Corporate-Governance-Kommission
Die von der Bundesregierung eingesetzte Kommission fordert Gehalts-Obergrenzen für Vorstände börsennotierter Unternehmen. Sie will den Aufsichtsräten dabei aber keine Vorgaben machen, was sie noch für eine angemessene Entlohnung hält. Die Unternehmen sollen lediglich künftig im Geschäftsbericht angeben, wie viel ihre Vorstände maximal verdienen können.
Die Kommission für gute Unternehmensführung reagiert mit dem Gehaltsdeckel auf Auswüchse, die zu astronomischen Vergütungen geführt hatten, etwa weil die Vorstands-Boni mit dem Gewinn stiegen. So hatte VW -Chef Martin Winterkorn für 2011 ein Gehalt von mehr als 17 Mio. Euro bekommen. Die Vorschläge werden bis Mitte März zur Diskussion gestellt.

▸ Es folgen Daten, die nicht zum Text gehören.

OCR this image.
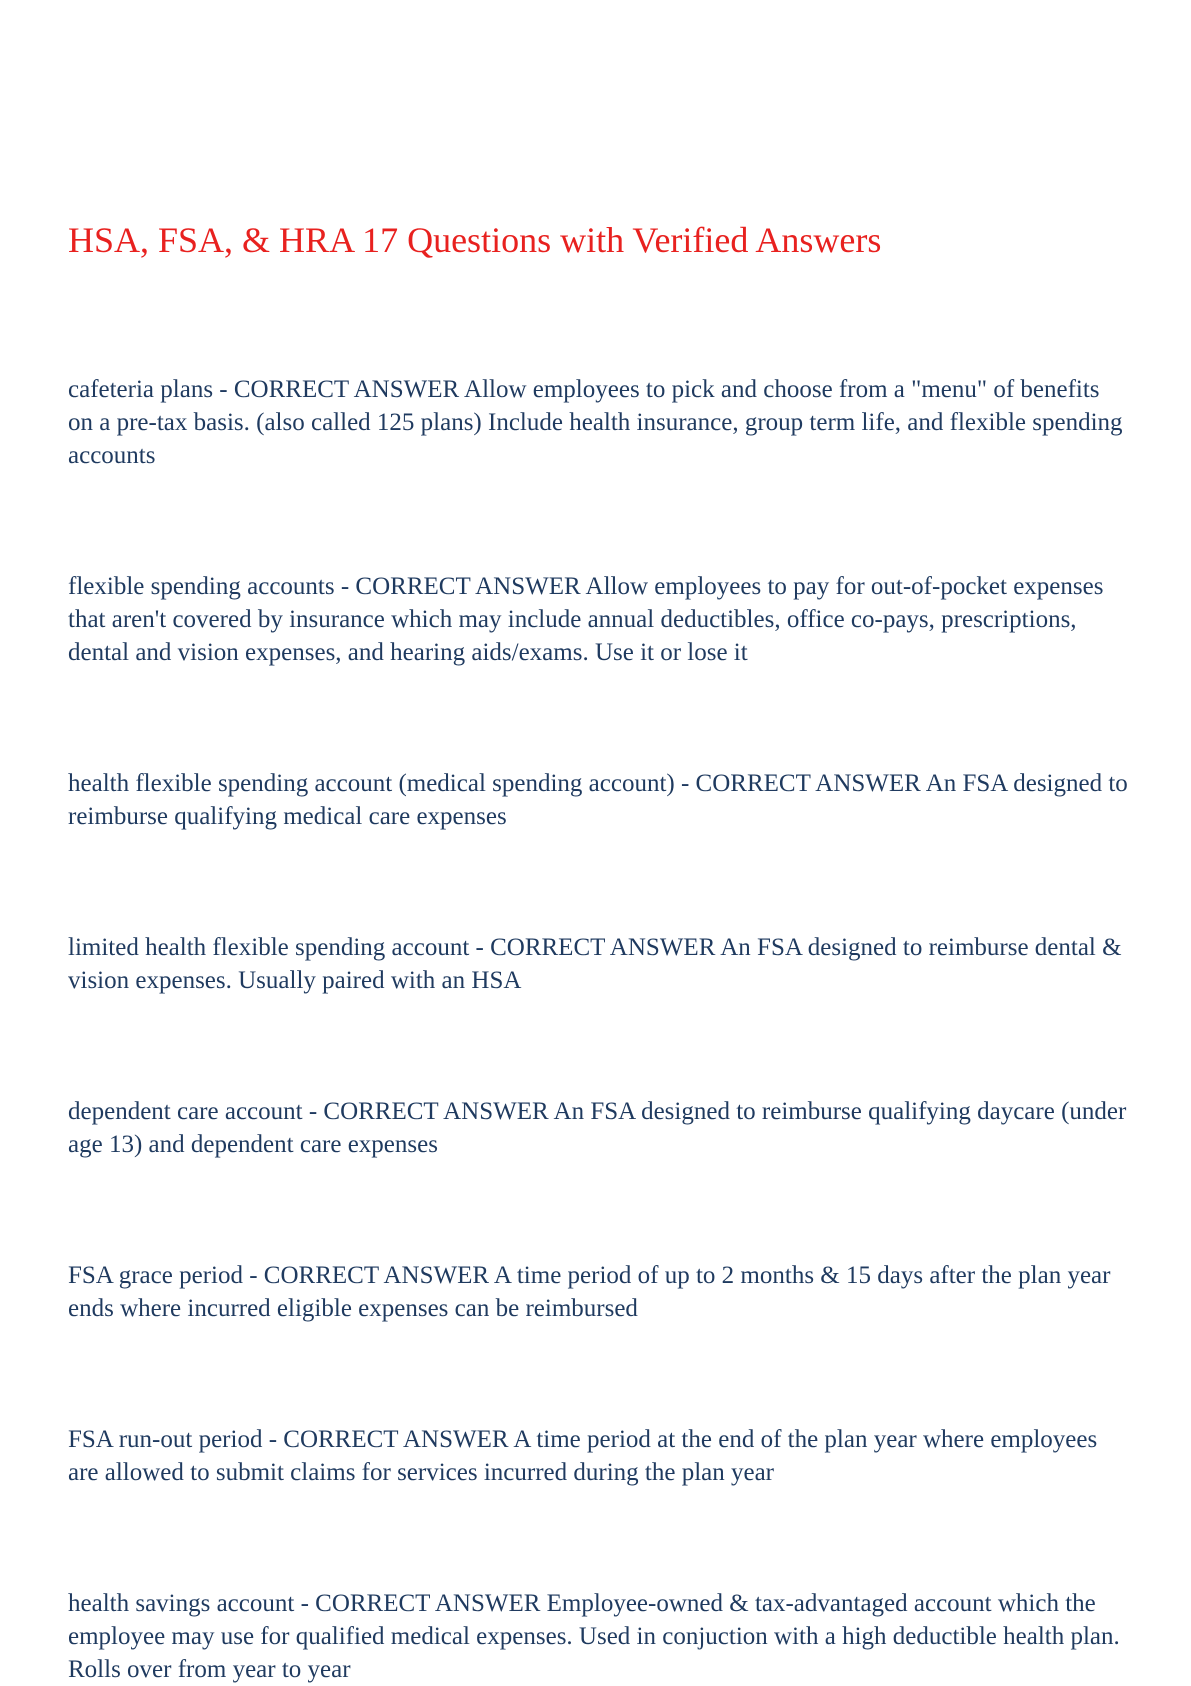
HSA, FSA, & HRA 17 Questions with Verified Answers

cafeteria plans - CORRECT ANSWER Allow employees to pick and choose from a "menu" of benefits on a pre-tax basis. (also called 125 plans) Include health insurance, group term life, and flexible spending accounts

flexible spending accounts - CORRECT ANSWER Allow employees to pay for out-of-pocket expenses that aren't covered by insurance which may include annual deductibles, office co-pays, prescriptions, dental and vision expenses, and hearing aids/exams. Use it or lose it

health flexible spending account (medical spending account) - CORRECT ANSWER An FSA designed to reimburse qualifying medical care expenses

limited health flexible spending account - CORRECT ANSWER An FSA designed to reimburse dental & vision expenses. Usually paired with an HSA

dependent care account - CORRECT ANSWER An FSA designed to reimburse qualifying daycare (under age 13) and dependent care expenses

FSA grace period - CORRECT ANSWER A time period of up to 2 months & 15 days after the plan year ends where incurred eligible expenses can be reimbursed

FSA run-out period - CORRECT ANSWER A time period at the end of the plan year where employees are allowed to submit claims for services incurred during the plan year

health savings account - CORRECT ANSWER Employee-owned & tax-advantaged account which the employee may use for qualified medical expenses. Used in conjuction with a high deductible health plan. Rolls over from year to year
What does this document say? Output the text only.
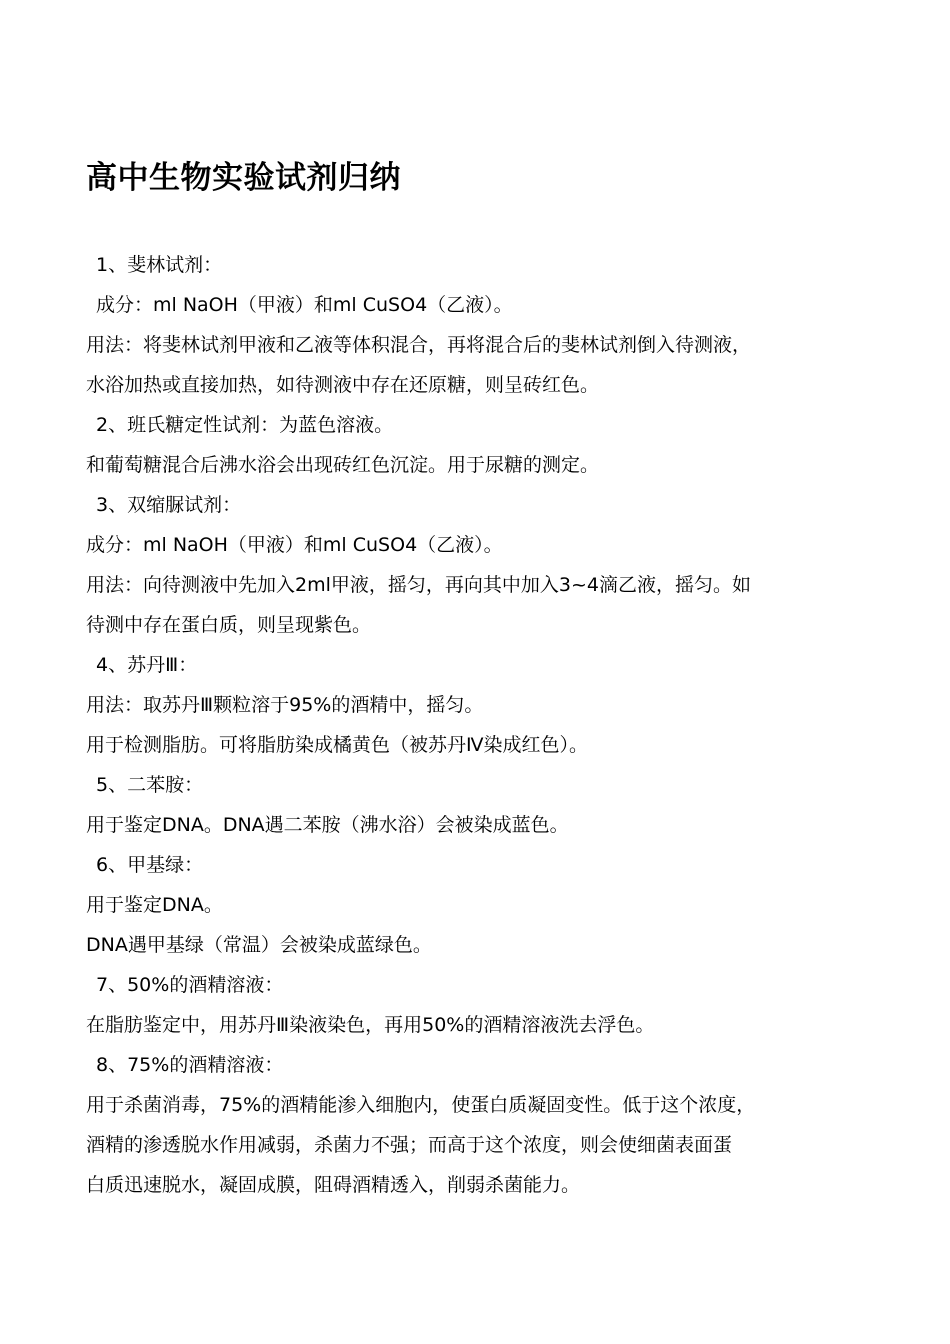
高中生物实验试剂归纳
1、斐林试剂：
成分：ml NaOH（甲液）和ml CuSO4（乙液）。
用法：将斐林试剂甲液和乙液等体积混合，再将混合后的斐林试剂倒入待测液，
水浴加热或直接加热，如待测液中存在还原糖，则呈砖红色。
2、班氏糖定性试剂：为蓝色溶液。
和葡萄糖混合后沸水浴会出现砖红色沉淀。用于尿糖的测定。
3、双缩脲试剂：
成分：ml NaOH（甲液）和ml CuSO4（乙液）。
用法：向待测液中先加入2ml甲液，摇匀，再向其中加入3~4滴乙液，摇匀。如
待测中存在蛋白质，则呈现紫色。
4、苏丹Ⅲ：
用法：取苏丹Ⅲ颗粒溶于95%的酒精中，摇匀。
用于检测脂肪。可将脂肪染成橘黄色（被苏丹Ⅳ染成红色）。
5、二苯胺：
用于鉴定DNA。DNA遇二苯胺（沸水浴）会被染成蓝色。
6、甲基绿：
用于鉴定DNA。
DNA遇甲基绿（常温）会被染成蓝绿色。
7、50%的酒精溶液：
在脂肪鉴定中，用苏丹Ⅲ染液染色，再用50%的酒精溶液洗去浮色。
8、75%的酒精溶液：
用于杀菌消毒，75%的酒精能渗入细胞内，使蛋白质凝固变性。低于这个浓度，
酒精的渗透脱水作用减弱，杀菌力不强；而高于这个浓度，则会使细菌表面蛋
白质迅速脱水，凝固成膜，阻碍酒精透入，削弱杀菌能力。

Die Aufsichtsräte sollen nach dem Willen der Kommission auch darauf achten, dass die Gehälter für Vorstände nicht zu weit von denen der zweiten Führungsebene und von denen der Gesamtbelegschaft abweichen. Zudem will die Corporate-Governance-Kommission eine Schneise in das Dickicht der Vergütungsberichte in den Geschäftsberichten schlagen.
Die Experten haben deshalb Mustertabellen entwickelt, in denen die Konzerne von 2014 an die Vorstandsgehälter aufschlüsseln sollen. Doch sind sie nur eine "Anregung" der Kommission, verwendet werden müssen sie nicht.